An object is placed in front of two convex lenses one by one at a distance u from the lens. The focal lengths of the lenses are 30 cm and 15 cm respectively. If the size of image formed in the two cases is same, then u is

To solve the problem, we need to determine the object distance \( u \) such that the size of the images formed by two convex lenses with different focal lengths is the same.
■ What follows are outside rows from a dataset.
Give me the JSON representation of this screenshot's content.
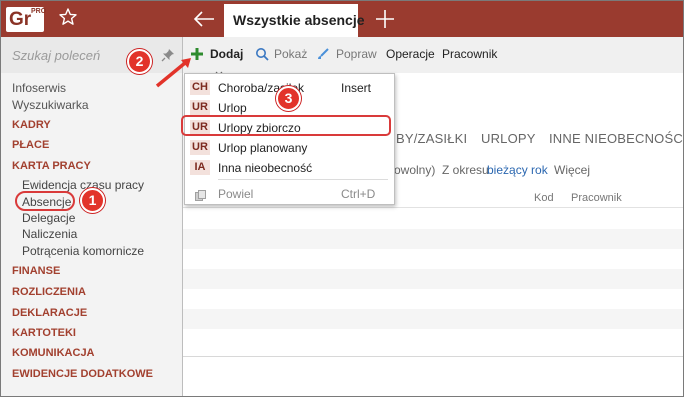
{
  "app": {
    "logo_text": "Gr",
    "logo_sup": "PRO",
    "active_tab": "Wszystkie absencje"
  },
  "sidebar": {
    "search_placeholder": "Szukaj poleceń",
    "items": [
      {
        "label": "Infoserwis",
        "kind": "item"
      },
      {
        "label": "Wyszukiwarka",
        "kind": "item"
      },
      {
        "label": "KADRY",
        "kind": "section"
      },
      {
        "label": "PŁACE",
        "kind": "section"
      },
      {
        "label": "KARTA PRACY",
        "kind": "section"
      },
      {
        "label": "Ewidencja czasu pracy",
        "kind": "sub"
      },
      {
        "label": "Absencje",
        "kind": "sub"
      },
      {
        "label": "Delegacje",
        "kind": "sub"
      },
      {
        "label": "Naliczenia",
        "kind": "sub"
      },
      {
        "label": "Potrącenia komornicze",
        "kind": "sub"
      },
      {
        "label": "FINANSE",
        "kind": "section"
      },
      {
        "label": "ROZLICZENIA",
        "kind": "section"
      },
      {
        "label": "DEKLARACJE",
        "kind": "section"
      },
      {
        "label": "KARTOTEKI",
        "kind": "section"
      },
      {
        "label": "KOMUNIKACJA",
        "kind": "section"
      },
      {
        "label": "EWIDENCJE DODATKOWE",
        "kind": "section"
      }
    ]
  },
  "toolbar": {
    "add": "Dodaj",
    "show": "Pokaż",
    "fix": "Popraw",
    "operations": "Operacje",
    "employee": "Pracownik"
  },
  "content": {
    "tabs": [
      "BY/ZASIŁKI",
      "URLOPY",
      "INNE NIEOBECNOŚCI"
    ],
    "filter_prefix": "owolny)",
    "filter_period_label": "Z okresu",
    "filter_period_value": "bieżący rok",
    "filter_more": "Więcej",
    "col_code": "Kod",
    "col_employee": "Pracownik"
  },
  "dropdown": {
    "items": [
      {
        "code": "CH",
        "label": "Choroba/zasiłek",
        "shortcut": "Insert"
      },
      {
        "code": "UR",
        "label": "Urlop",
        "shortcut": ""
      },
      {
        "code": "UR",
        "label": "Urlopy zbiorczo",
        "shortcut": ""
      },
      {
        "code": "UR",
        "label": "Urlop planowany",
        "shortcut": ""
      },
      {
        "code": "IA",
        "label": "Inna nieobecność",
        "shortcut": ""
      }
    ],
    "repeat": {
      "label": "Powiel",
      "shortcut": "Ctrl+D"
    }
  },
  "annotations": {
    "step1": "1",
    "step2": "2",
    "step3": "3"
  },
  "colors": {
    "brand": "#9a3b2f",
    "section_text": "#a2402f",
    "highlight": "#d93a3a",
    "link": "#2b67b0",
    "add_green": "#2e8b2e"
  }
}
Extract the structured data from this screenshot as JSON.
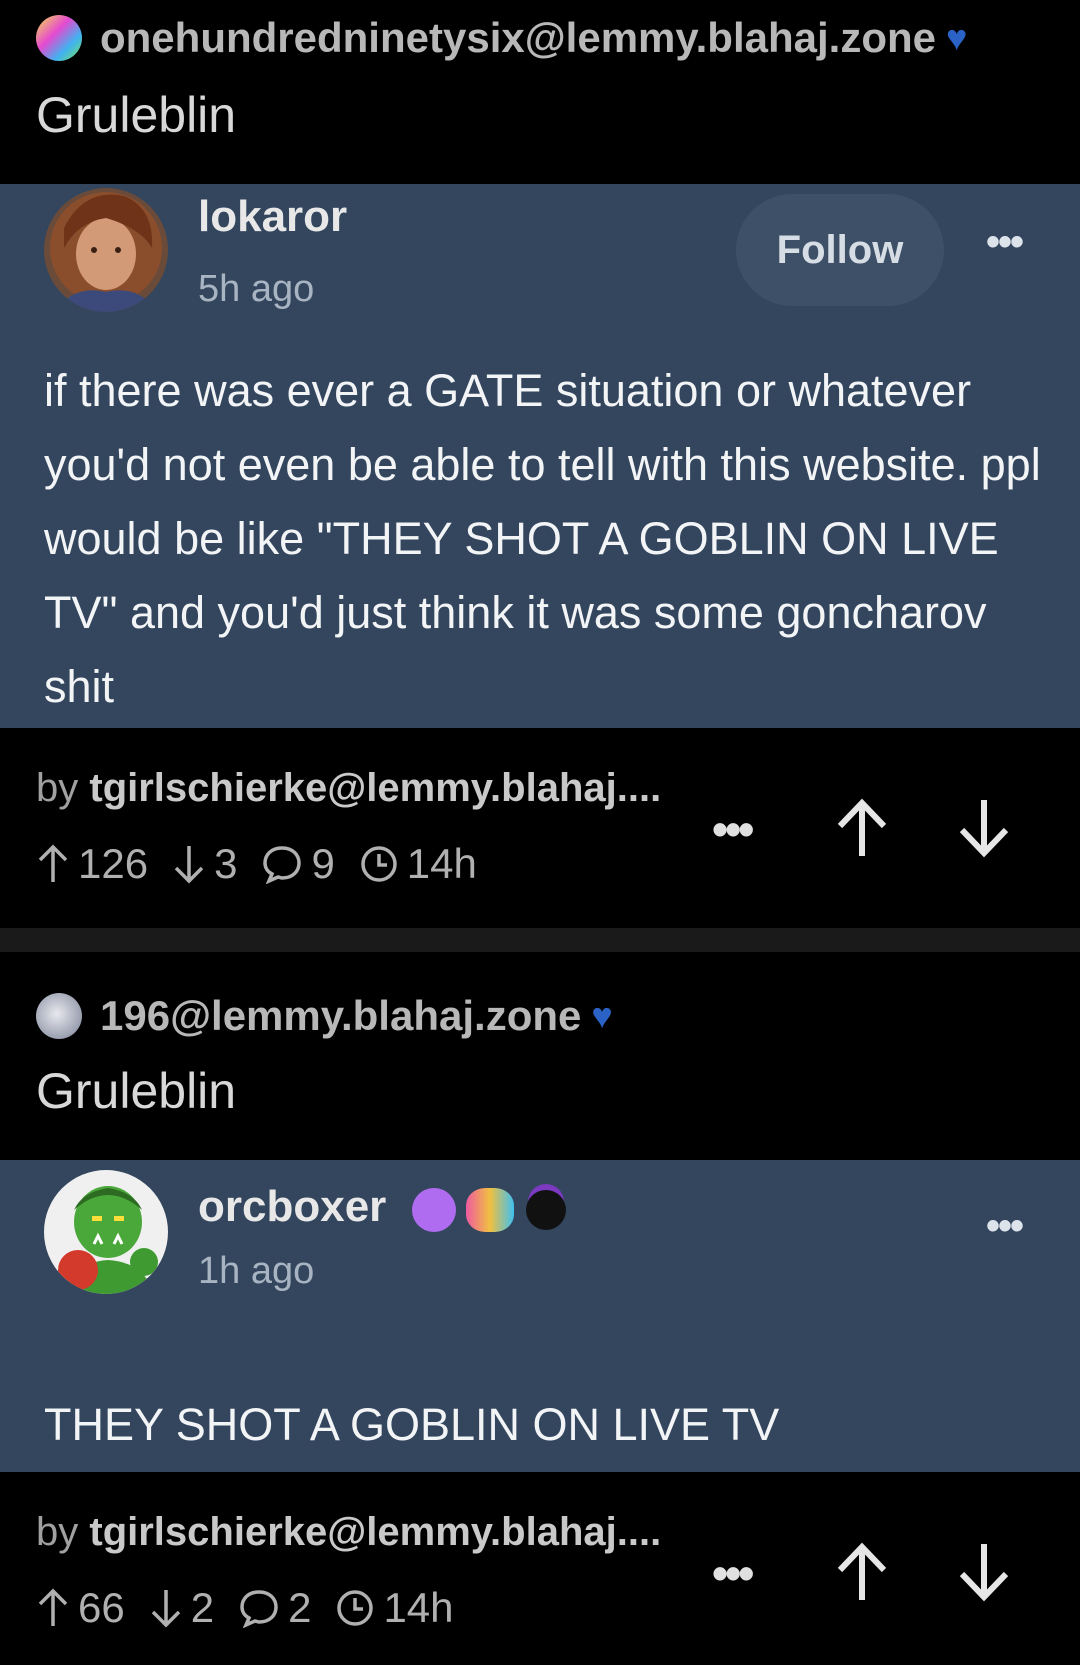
{
  "posts": [
    {
      "community": {
        "name": "onehundredninetysix@lemmy.blahaj.zone",
        "icon": "196-community-icon"
      },
      "title": "Gruleblin",
      "card": {
        "username": "lokaror",
        "time_ago": "5h ago",
        "follow_label": "Follow",
        "more_label": "•••",
        "body": "if there was ever a GATE situation or whatever you'd not even be able to tell with this website. ppl would be like \"THEY SHOT A GOBLIN ON LIVE TV\" and you'd just think it was some goncharov shit"
      },
      "footer": {
        "by_prefix": "by",
        "author": "tgirlschierke@lemmy.blahaj....",
        "upvotes": "126",
        "downvotes": "3",
        "comments": "9",
        "age": "14h",
        "more_label": "•••"
      }
    },
    {
      "community": {
        "name": "196@lemmy.blahaj.zone",
        "icon": "196-community-icon"
      },
      "title": "Gruleblin",
      "card": {
        "username": "orcboxer",
        "time_ago": "1h ago",
        "more_label": "•••",
        "body": "THEY SHOT A GOBLIN ON LIVE TV"
      },
      "footer": {
        "by_prefix": "by",
        "author": "tgirlschierke@lemmy.blahaj....",
        "upvotes": "66",
        "downvotes": "2",
        "comments": "2",
        "age": "14h",
        "more_label": "•••"
      }
    }
  ],
  "colors": {
    "background": "#000000",
    "card": "#33465e",
    "heart": "#2b62c6",
    "divider": "#1a1a1a"
  }
}
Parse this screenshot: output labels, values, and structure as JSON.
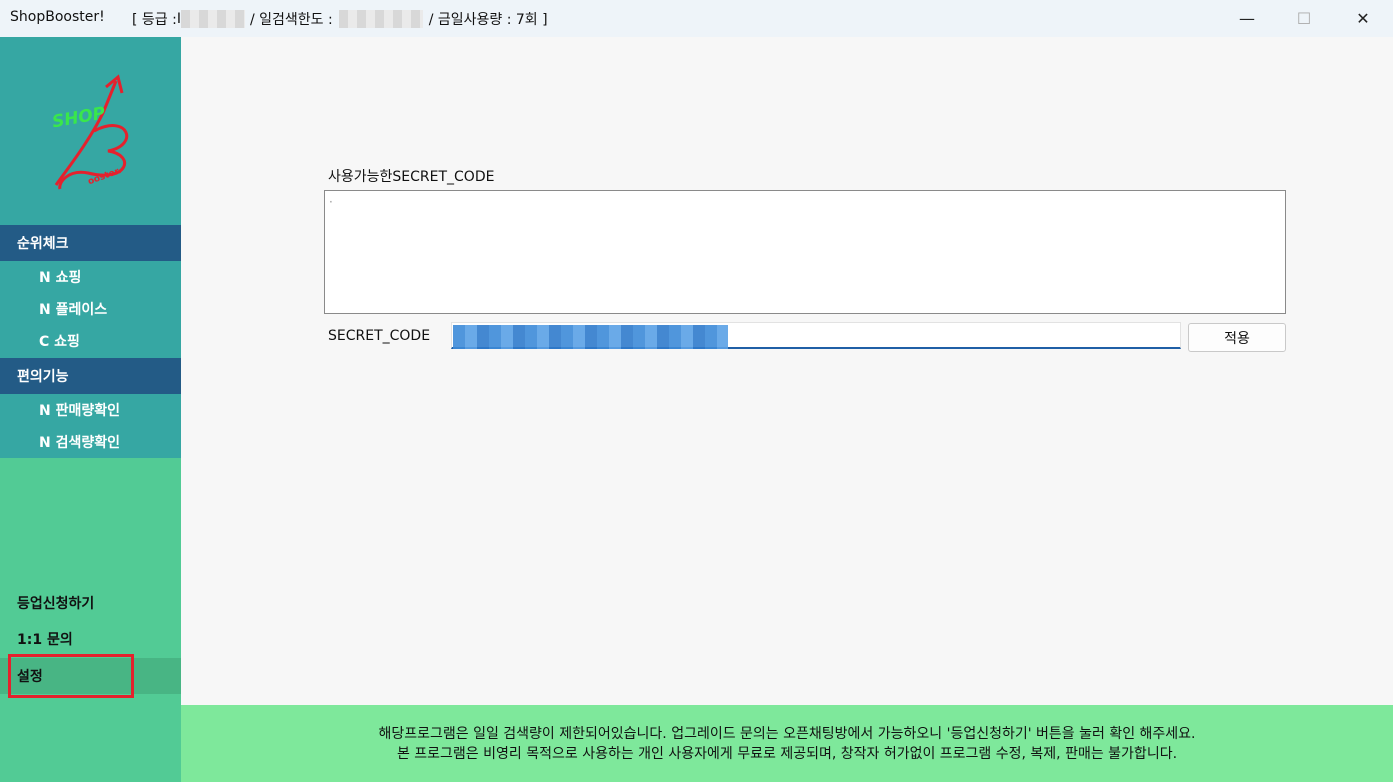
{
  "titlebar": {
    "app_name": "ShopBooster!",
    "grade_label": "[ 등급 : ",
    "grade_value_partial": "I",
    "daily_limit_label": "/ 일검색한도 :",
    "usage_label": "/ 금일사용량 : 7회 ]",
    "minimize_icon": "—",
    "maximize_icon": "☐",
    "close_icon": "✕"
  },
  "sidebar": {
    "logo_text_top": "SHOP",
    "logo_text_bottom": "ooster.",
    "sections": [
      {
        "title": "순위체크",
        "items": [
          "N 쇼핑",
          "N 플레이스",
          "C 쇼핑"
        ]
      },
      {
        "title": "편의기능",
        "items": [
          "N 판매량확인",
          "N 검색량확인"
        ]
      }
    ],
    "bottom_items": [
      "등업신청하기",
      "1:1 문의",
      "설정"
    ]
  },
  "main": {
    "secret_list_label": "사용가능한SECRET_CODE",
    "secret_list_value": "·",
    "code_label": "SECRET_CODE",
    "apply_button": "적용"
  },
  "footer": {
    "line1": "해당프로그램은 일일 검색량이 제한되어있습니다. 업그레이드 문의는 오픈채팅방에서 가능하오니 '등업신청하기' 버튼을 눌러 확인 해주세요.",
    "line2": "본 프로그램은 비영리 목적으로 사용하는 개인 사용자에게 무료로 제공되며, 창작자 허가없이 프로그램 수정, 복제, 판매는 불가합니다."
  },
  "colors": {
    "sidebar_top": "#36a7a3",
    "sidebar_bottom": "#52cb95",
    "section_header": "#235b86",
    "footer": "#7ee89b",
    "highlight": "#e5212d"
  }
}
The focal lengths of the lenses are given as \( f_1 = 30 \, \text{cm} \) and \( f_2 = 15 \, \text{cm} \). ### Step-by-Step Solution: 1. **Understand the Lens Formula**: The lens formula is given by: \[ \frac{1}{f} = \frac{1}{v} - \frac{1}{u} \] Rearranging gives: \[ \frac{1}{v} = \frac{1}{f} + \frac{1}{u} \] 2. **Express Magnification**: The magnification \( m \) produced by a lens is given by: \[ m = \frac{v}{u} \] From the lens formula, we can express \( v \) in terms of \( u \) and \( f \): \[ v = \frac{fu}{u - f} \] Therefore, the magnification can be rewritten as: \[ m = \frac{fu}{u - f} \cdot \frac{1}{u} = \frac{f}{u - f} \] 3. **Set Up the Equations for Both Lenses**: For the first lens with focal length \( f_1 = 30 \, \text{cm} \): \[ m_1 = \frac{30}{u - 30} \] For the second lens with focal length \( f_2 = 15 \, \text{cm} \): \[ m_2 = \frac{15}{u - 15} \] 4. **Equate the Magnifications**: Since the sizes of the images formed by both lenses are the same, we have: \[ m_1 = -m_2 \] This gives: \[ \frac{30}{u - 30} = -\frac{15}{u - 15} \] 5. **Cross-Multiply and Solve for \( u \)**: Cross-multiplying yields: \[ 30(u - 15) = -15(u - 30) \] Expanding both sides: \[ 30u - 450 = -15u + 450 \] Bringing all terms involving \( u \) to one side: \[ 30u + 15u = 450 + 450 \] \[ 45u = 900 \] Dividing both sides by 45 gives: \[ u = 20 \, \text{cm} \] ### Final Answer: The object distance \( u \) is \( 20 \, \text{cm} \).